I don't believe anyone can "forgive" another, we just don't hold that kind of power over others. We do hold that kind of power over ourselves and can forgive ourselves here.

It's not the power to absolve the "other" that I think we look for, but ourselves. If we forgive ourselves by giving ourselves the grace to understand it wasn't our fault for their bad behaviour and that it does not reflect anything about ourselves, then we have forgiven ourselves for letting someone else make us feel some kind of way and that allowing that feeling, whether anger, resentment, hurt, shame etc. to negatively affect our life. When it comes down to it, the people who hurt us the most are the ones we love the most.

If a co-worker sabotages my job I wont be as hurt as I would be if it were a partner who was stagnating and scared I would leave them behind. I may be briefly upset with the co-worker doing it and move on never working with them or the people they ruined things with again. But someone I loved is so much worse - my job is not to forgive them, they have to do that for themselves if they ever do. My job is to decide if they will stay in my life and then forgive myself for whatever range of emotions I will cycle through. Forgive myself for not spotting the signs or being close with someone like that - if that reflection concludes that I knew something was not right, forgive myself for not having stronger boundaries or working it out before it got to that point. If the above came out of the blue, then forgive myself for the initial loss of power that was given away in feeling betrayed and hurt by someone who showed themselves to not be worthy of that position in our life.

This may be a radical take and comes from a place of experience (not naivety).

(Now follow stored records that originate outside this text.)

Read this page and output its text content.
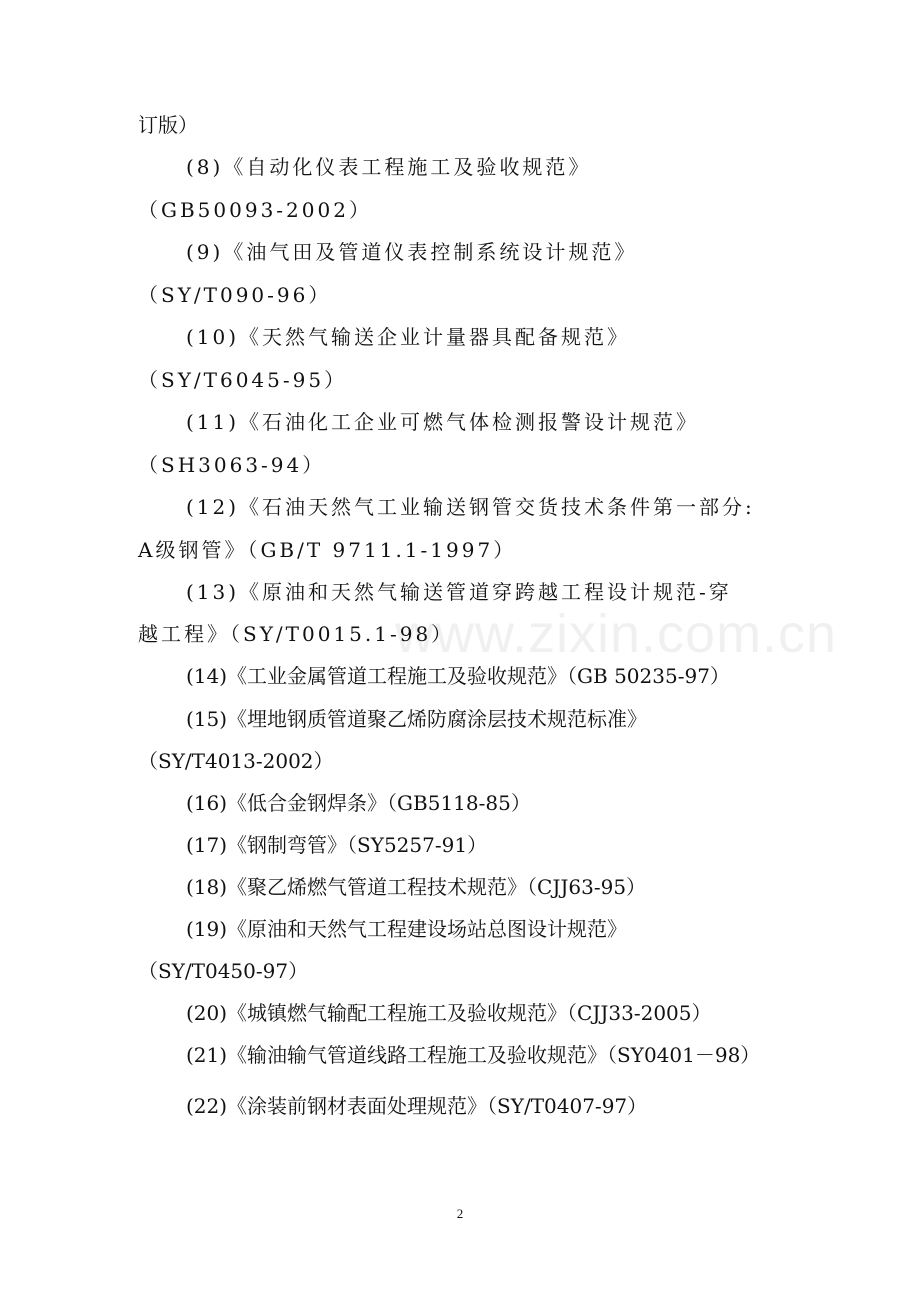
订版）
(8)《自动化仪表工程施工及验收规范》
（GB50093-2002）
(9)《油气田及管道仪表控制系统设计规范》
（SY/T090-96）
(10)《天然气输送企业计量器具配备规范》
（SY/T6045-95）
(11)《石油化工企业可燃气体检测报警设计规范》
（SH3063-94）
(12)《石油天然气工业输送钢管交货技术条件第一部分:
A级钢管》（GB/T 9711.1-1997）
(13)《原油和天然气输送管道穿跨越工程设计规范-穿
越工程》（SY/T0015.1-98）
(14)《工业金属管道工程施工及验收规范》（GB 50235-97）
(15)《埋地钢质管道聚乙烯防腐涂层技术规范标准》
（SY/T4013-2002）
(16)《低合金钢焊条》（GB5118-85）
(17)《钢制弯管》（SY5257-91）
(18)《聚乙烯燃气管道工程技术规范》（CJJ63-95）
(19)《原油和天然气工程建设场站总图设计规范》
（SY/T0450-97）
(20)《城镇燃气输配工程施工及验收规范》（CJJ33-2005）
(21)《输油输气管道线路工程施工及验收规范》（SY0401－98）
(22)《涂装前钢材表面处理规范》（SY/T0407-97）
www.zixin.com.cn
2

I believe forgiveness is more about grace for ourselves than it is having some kind of power over another with this magical version of "forgiveness". That version I think is mislabeled as it is more about strategic action (do you hold a grudge or let it slide, which is in your best external interest), than it is about self-grace (forgiving yourself for the weight and range/length of emotions anothers actions caused you and any part you played in it if any, that self-forgiveness will, over time, release it so you may continue on with a lighter load).